Yahoo! builds a brick house for its talent
Thursday, September 21st, 2006
Max Goldman of the Performance & Talent Management blog points out that Yahoo! is following in the footsteps of Google by allowing its employees to spend more of their time on innovative new projects: “Called Brickhouse, the project is essentially an in-house incubator meant to give it’s entrepreneurial employees another reason to stick with the company. Not altogether different from the Google 20% – wherein Googlers get to spend 20% of their time on a project of their choosing – it is both a way to satisfy the innate desire to create as well as a method for harnessing that creativity.”
As GigaOm suggests, Project Brickhouse is designed to give superstar employees a chance to fool around with new ideas on the side, while at the same time preventing them from jumping ship to start-up Web 2.0 companies. At Yahoo!, there’s a realization that the Web 2.0 boom has changed the playing field for technology companies looking to recruit the best and the brightest:
“Big companies are no longer the safe havens they were during the tech bust. Self-styled “startup people” - especially those like Caterina Fake, who were brought in through acquisitions - long for the bureaucracy-free feeling of going up against the Man, not being the Man. With funding so easily available, Yahoo’s stock treading water, and most of their options vested, it’s tempting to jump ship… SideStep CEO Rob Solomon, who was employeee 2,100 or so at Yahoo, told me earlier this year there were perhaps 300 or 400 left of the employees who were at Yahoo when he started.”
Maybe it’s just me, but I think Yahoo! could have chosen a better name than Brickhouse.

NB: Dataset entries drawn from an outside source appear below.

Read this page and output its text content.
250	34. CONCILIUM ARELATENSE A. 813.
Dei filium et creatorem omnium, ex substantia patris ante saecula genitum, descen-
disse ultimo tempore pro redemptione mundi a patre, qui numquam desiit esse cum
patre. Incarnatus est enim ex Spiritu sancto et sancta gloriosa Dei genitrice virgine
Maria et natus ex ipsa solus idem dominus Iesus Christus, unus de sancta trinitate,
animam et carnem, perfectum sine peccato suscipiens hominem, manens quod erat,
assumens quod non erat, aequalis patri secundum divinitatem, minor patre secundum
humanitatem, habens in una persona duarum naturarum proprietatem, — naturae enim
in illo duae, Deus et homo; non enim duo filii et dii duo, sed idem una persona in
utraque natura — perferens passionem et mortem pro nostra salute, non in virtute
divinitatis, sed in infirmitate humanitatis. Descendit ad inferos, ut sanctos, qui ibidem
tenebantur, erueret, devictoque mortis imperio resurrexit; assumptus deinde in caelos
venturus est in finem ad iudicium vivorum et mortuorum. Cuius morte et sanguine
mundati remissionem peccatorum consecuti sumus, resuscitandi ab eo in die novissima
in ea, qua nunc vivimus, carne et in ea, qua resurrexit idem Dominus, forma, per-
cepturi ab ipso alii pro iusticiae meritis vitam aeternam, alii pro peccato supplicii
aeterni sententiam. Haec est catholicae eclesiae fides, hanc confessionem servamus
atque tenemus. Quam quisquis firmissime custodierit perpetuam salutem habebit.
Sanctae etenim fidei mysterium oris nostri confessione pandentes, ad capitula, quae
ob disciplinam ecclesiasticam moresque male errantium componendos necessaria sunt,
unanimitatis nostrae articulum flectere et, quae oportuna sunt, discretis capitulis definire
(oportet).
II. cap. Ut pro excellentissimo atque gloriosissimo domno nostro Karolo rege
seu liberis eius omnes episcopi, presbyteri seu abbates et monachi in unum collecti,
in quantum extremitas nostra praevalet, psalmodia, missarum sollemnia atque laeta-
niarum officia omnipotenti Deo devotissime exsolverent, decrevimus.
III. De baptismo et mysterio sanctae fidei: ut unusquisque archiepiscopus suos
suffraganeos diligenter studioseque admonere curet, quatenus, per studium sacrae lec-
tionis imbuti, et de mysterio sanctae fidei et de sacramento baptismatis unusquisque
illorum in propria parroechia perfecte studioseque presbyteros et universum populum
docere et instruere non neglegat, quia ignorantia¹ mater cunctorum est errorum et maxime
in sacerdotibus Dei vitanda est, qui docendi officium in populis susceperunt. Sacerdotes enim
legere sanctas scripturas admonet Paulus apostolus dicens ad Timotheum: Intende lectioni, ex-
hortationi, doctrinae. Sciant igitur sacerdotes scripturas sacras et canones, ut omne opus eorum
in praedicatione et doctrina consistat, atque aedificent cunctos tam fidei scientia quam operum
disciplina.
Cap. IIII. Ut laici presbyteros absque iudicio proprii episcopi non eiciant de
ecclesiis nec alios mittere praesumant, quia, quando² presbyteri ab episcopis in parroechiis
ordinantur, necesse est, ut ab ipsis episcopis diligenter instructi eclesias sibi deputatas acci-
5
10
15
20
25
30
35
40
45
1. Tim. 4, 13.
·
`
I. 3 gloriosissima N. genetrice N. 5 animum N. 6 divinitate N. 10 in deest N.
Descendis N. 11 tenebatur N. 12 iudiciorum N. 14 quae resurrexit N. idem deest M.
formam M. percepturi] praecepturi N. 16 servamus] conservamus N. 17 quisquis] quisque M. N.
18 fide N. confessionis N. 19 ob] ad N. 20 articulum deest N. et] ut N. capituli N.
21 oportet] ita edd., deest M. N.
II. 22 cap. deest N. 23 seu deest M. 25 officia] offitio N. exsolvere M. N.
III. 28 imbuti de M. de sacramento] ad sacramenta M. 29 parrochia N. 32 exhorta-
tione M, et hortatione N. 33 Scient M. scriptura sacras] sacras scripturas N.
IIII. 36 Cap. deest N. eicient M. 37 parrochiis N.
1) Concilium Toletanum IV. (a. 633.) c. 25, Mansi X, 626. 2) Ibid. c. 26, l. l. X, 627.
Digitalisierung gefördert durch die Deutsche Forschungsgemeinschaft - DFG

I suppose there are two ways of thinking about “brickhouse” - as a cute, one-story house that the big bad wolf can’t blow down or as a battle-scarred building in a charred out urban area. If I’m walking the streets of New York, and I see a building with a bricked up window, yo, I stay away. Every company needs to hold on to its top talent, but building a brick wall around that talent - is that the best solution?